The identity of Australia's northern-most giant pill-millipedes (Diplopoda, Sphaerotheriida)

Zoologisches Forschungsmuseum Alexander Koenig, Leibniz Institute for Animal Biodiversity, Center for Taxonomy and Evolutionary Research (Section Myriapoda), Adenauerallee 160, 53113 Bonn, Germany.
Torres Strait Somerset Zephronia Cyliosoma taxonomic redescription

Abstract

The redescription of the lectotype of Zephronia larvalis Butler, 1878, from the Torres Strait islands between Australia and Papua-New Guinea, shows that it does not represent a member of the SE Asian Zephroniidae, but is a species of the Australian genus Cyliosoma of the Cyliosomatidae, C. larvalis new combination. The syntypes of Cyliosoma albertisii (Silvestri, 1895; Cyliosomatidae), Australia's northern-most Sphaerotheriida species described from Somerset (close to the Torres Strait islands), were restudied, and a lectotype was selected. C. albertisii is discovered to be a junior synonym of C. larvalis (Butler, 1878).

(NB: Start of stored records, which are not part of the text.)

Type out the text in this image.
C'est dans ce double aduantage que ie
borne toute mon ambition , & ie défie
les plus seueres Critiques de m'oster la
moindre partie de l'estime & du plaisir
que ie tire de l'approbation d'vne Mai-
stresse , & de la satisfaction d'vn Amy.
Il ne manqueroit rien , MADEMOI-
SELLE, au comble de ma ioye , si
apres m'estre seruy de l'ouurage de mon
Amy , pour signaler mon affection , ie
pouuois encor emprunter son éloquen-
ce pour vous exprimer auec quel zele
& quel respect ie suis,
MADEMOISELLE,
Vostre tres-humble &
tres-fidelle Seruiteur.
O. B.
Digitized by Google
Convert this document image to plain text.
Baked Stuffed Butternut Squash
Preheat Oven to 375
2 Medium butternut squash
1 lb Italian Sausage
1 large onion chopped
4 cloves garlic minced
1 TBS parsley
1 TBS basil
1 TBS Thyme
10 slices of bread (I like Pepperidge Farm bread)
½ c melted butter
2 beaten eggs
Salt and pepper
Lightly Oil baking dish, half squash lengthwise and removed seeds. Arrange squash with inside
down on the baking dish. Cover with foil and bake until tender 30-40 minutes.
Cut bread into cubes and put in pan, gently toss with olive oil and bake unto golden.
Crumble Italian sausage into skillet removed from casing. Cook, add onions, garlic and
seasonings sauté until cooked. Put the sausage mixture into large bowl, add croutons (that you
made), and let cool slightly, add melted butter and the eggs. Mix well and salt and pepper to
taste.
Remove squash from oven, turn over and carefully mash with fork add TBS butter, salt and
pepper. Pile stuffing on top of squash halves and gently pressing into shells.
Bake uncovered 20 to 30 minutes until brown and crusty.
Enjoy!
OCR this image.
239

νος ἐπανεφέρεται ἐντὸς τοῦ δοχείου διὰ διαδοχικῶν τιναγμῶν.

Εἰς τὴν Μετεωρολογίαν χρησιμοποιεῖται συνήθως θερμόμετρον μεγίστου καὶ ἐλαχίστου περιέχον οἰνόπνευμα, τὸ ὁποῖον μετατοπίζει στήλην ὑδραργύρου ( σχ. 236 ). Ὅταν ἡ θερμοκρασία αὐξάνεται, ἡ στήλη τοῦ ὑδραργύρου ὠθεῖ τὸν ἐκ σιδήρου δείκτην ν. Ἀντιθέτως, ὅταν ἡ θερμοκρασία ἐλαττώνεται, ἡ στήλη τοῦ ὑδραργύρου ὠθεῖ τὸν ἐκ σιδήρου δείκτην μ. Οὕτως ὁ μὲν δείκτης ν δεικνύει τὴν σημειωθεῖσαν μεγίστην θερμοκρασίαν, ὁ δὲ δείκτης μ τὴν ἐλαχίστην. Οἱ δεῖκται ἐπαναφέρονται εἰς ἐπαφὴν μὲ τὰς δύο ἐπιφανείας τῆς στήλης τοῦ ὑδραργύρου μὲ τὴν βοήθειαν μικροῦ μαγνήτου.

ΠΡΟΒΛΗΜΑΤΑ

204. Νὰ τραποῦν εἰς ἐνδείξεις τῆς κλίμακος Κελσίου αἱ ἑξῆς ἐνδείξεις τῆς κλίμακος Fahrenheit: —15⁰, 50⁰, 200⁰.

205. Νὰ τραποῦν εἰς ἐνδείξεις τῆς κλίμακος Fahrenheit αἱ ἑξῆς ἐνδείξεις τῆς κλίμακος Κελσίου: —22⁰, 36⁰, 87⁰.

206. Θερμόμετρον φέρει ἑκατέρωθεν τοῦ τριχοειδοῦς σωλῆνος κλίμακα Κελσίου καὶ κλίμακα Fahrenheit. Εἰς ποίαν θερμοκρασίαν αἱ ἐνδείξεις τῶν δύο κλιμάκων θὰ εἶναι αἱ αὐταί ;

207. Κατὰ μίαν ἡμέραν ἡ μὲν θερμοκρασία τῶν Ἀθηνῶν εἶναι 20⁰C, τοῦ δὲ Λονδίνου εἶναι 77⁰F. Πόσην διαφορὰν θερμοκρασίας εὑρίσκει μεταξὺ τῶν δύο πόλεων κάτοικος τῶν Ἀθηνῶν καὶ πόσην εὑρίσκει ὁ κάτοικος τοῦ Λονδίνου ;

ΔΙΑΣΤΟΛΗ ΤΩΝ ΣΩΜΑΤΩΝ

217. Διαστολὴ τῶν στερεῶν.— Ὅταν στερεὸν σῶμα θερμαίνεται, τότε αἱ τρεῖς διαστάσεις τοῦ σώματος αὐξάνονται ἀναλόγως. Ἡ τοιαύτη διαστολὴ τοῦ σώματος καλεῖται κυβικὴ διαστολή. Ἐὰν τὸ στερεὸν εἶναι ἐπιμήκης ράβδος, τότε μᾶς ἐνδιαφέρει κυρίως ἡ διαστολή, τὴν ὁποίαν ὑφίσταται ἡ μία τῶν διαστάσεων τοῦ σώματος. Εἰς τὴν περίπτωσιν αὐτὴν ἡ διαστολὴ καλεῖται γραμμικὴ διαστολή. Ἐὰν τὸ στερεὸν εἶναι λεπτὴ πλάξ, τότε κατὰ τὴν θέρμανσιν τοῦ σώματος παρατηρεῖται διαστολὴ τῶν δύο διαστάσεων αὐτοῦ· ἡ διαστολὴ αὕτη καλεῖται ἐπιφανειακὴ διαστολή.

C. larvalis, originally described as Zephronia larvalis, clearly belongs to the genus Cyliosoma, but displays some characters, such as a high number (25–30) of apical cones on the antennae, and the reduction of the spine-like projection of the stigmatic plates, that are unique in the genus and family. This synonymy confirms the Torres Strait giant pill-millipede fauna to be an Australian element, and not the first representative of a still undiscovered Papua-New Guinean fauna.